PIG China

Facetime with adventurer/filmmaker Stefen Chow

by Crystal Wilde

Despite Singapore’s year-round tropical climate and a typography of just 163 meters at its highest point, Malaysia-born director Stefen Chow climbed every mountain he could find. “For me, it wasn’t so much that I had a sudden love for nature, but rather I felt like mountains give you the opportunity to discover yourself and your connection with others. This is something you don’t get to do everyday in an urban, cosmopolitan society,” says Chow.

© Stefen Chow

Following several Himalayan expeditions, the ultimate challenge came knocking at age 25, when alma mater, the National University of Singapore, funded Stefen and team’s Everest attempt in celebration of its centennial. Chow took photos every step of the way, and realized that mountains were not his only love. “Up until that point, my relationship with photography was just taking snaps on holiday and at parties,” he says. “But being able to document our journey as we climbed the highest mountain in the world felt like photography had a higher purpose.”

© Stefen Chow

Stefen landed his first [badly] paid print job on the merits of his Everest portfolio. He spent a year snapping beauty pageants, student events and disgruntled aunties before deciding to move to New York City to further pursue his photographer’s dream. While drilling fundamentals in night school, Chow began to connect with magazine editors at TIME, National Geographic and News Week. There, he witnessed firsthand the rapidity with which digital photography was replacing film in the city’s newsrooms. It was then that Chow took his first steps into filmmaking. Stefen Chow, the director, was being born. “I took classes and studied cinematography and movies, so I had a pretty early head start in seeing how my way of looking at still photography could transit over to video,” says Stefen.

Stefen Chow

While working in New York, Chow realized the obsession editors had with China and her upcoming Olympics. Upon returning to Singapore, Chow and partner Huiyi Lin discussed their options and, after exchanging marriage vows, packed up and made the move to China’s bustling capital, Beijing. More than 12 years later, Chow has no regrets. “China is still a very exciting place,” he says. “It’s hard to do an interview in 2020 without talking about the pandemic, but China is one of the few markets where content is still being created at this time.

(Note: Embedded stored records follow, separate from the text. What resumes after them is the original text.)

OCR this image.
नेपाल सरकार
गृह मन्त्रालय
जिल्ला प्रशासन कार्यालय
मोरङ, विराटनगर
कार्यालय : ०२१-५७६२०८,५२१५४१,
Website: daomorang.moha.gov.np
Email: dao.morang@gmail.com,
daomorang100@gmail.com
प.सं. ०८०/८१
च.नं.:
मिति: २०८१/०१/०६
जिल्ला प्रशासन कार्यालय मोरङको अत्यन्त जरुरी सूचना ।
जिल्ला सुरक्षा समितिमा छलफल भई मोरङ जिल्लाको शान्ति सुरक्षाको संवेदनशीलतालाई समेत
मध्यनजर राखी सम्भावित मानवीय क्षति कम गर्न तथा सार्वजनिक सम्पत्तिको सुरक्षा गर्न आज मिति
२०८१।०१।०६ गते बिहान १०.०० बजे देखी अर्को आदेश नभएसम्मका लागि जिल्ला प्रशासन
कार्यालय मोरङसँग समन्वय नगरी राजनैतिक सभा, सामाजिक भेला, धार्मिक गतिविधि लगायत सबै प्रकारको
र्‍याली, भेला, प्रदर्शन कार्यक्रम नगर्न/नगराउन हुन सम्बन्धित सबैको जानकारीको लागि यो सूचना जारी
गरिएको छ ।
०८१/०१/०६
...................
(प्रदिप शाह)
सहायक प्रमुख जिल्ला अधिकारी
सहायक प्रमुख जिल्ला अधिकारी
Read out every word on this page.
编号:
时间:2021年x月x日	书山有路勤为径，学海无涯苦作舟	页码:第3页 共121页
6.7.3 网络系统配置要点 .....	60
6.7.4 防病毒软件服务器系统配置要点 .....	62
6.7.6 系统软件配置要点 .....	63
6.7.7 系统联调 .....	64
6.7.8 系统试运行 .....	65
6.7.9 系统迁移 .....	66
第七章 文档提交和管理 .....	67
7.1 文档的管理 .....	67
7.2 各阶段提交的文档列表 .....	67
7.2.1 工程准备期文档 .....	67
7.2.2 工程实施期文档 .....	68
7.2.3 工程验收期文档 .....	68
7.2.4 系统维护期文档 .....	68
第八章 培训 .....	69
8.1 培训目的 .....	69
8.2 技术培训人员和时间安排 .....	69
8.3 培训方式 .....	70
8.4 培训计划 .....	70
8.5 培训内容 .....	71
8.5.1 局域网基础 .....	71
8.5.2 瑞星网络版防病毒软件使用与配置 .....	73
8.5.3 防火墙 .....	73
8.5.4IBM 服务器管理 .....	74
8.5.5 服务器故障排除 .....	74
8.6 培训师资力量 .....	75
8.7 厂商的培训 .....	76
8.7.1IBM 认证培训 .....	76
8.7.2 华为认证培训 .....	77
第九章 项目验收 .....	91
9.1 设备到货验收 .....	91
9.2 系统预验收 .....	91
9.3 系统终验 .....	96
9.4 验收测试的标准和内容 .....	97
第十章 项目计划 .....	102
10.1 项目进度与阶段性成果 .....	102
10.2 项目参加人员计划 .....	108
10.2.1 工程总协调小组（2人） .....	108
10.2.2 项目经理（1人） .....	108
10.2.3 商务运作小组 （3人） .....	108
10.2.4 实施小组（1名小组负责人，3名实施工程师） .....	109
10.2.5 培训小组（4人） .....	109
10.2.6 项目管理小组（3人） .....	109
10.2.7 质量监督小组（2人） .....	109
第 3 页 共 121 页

I’m very grateful to be here.”  

© Stefen Chow

Chow’s professional life revolves around filmmaking and photography. He still lives in Beijing, China with his two children and wife/artistic partner Lin. Stefen has worked across a range of industries and genres in 40 different countries, shooting artists, celebrities and billionaires. As a director, Chow shies away from pigeon-holing the aesthetics of his style, but says he always starts by striving to understand and listen to his subject. “I don’t project so much on the person. I’d rather under-stand what makes them tick, what makes them do the job they do or take the course they’ve taken,” he says. “I have always seen photography and video as an excuse to peer into people’s lives, and I’ve peered into many through this job.”

© Stefen Chow

© Stefen Chow

One notable ‘life’ he had the pleasure of peering into is that of superstar Canadian-Hong Kong celebrity Edison Chen. Tasked with shooting a documentary-style spot for Chen’s personalized line of Nike Air Jordan shoes, Stefen found himself facing numerous constraints such as scheduling time with the A-lister and the client’s grip the creative process. As is his M.O., however, Chow still wanted to understand his subject. “To be able to connect with someone like that takes some pressure,” he explains a year on. “In the end, it was how do you find a way to show this person when they have [already] been shown in so many ways ?” Ultimately, Chow succeeded in revealing a truly authentic side to Edison Chen — ambitious and determined, but at heart, a humble Jordan fan boy.

Air Jordan X EDC © Stefen Chow

This shift towards authenticity and the ‘true self’ is something Chow sees with increasing frequency in both social media and in commercial advertising in China. Whereas a decade ago, every shoot was planned to a t, and every photo retouched to perfection, consumers are now looking for something that feels real. “More and more Chinese brands have managed to show a side that’s more genuine and sometimes even vulnerable,” he says. “These are the stories that connect.” Alongside his commercial commissions, Chow finds time with his economist wife to work on personal artistic projects, as one half of Chow and Lin. The couple’s award-winning, statistically-rooted and socially conscious collections have been exhibited across three continents, including at St. Petersburg’s Hermitage Museum, Chicago’s Museum of Contemporary Photography and Beijing’s CAFA Museum.

© Stefen Chow

Chow is determined to continue learning and evolving as the parameters change, much as they did when Instagram came on the scene in 2010 and solidly imposed the square format. Stefen hopes his ability for growth will be everlasting. “I fear the day I walk into a shoot and think there’s nothing to learn because I know everything,” says Chow. “I always think that would be a scary day, because where is the passion that allows me to continue?”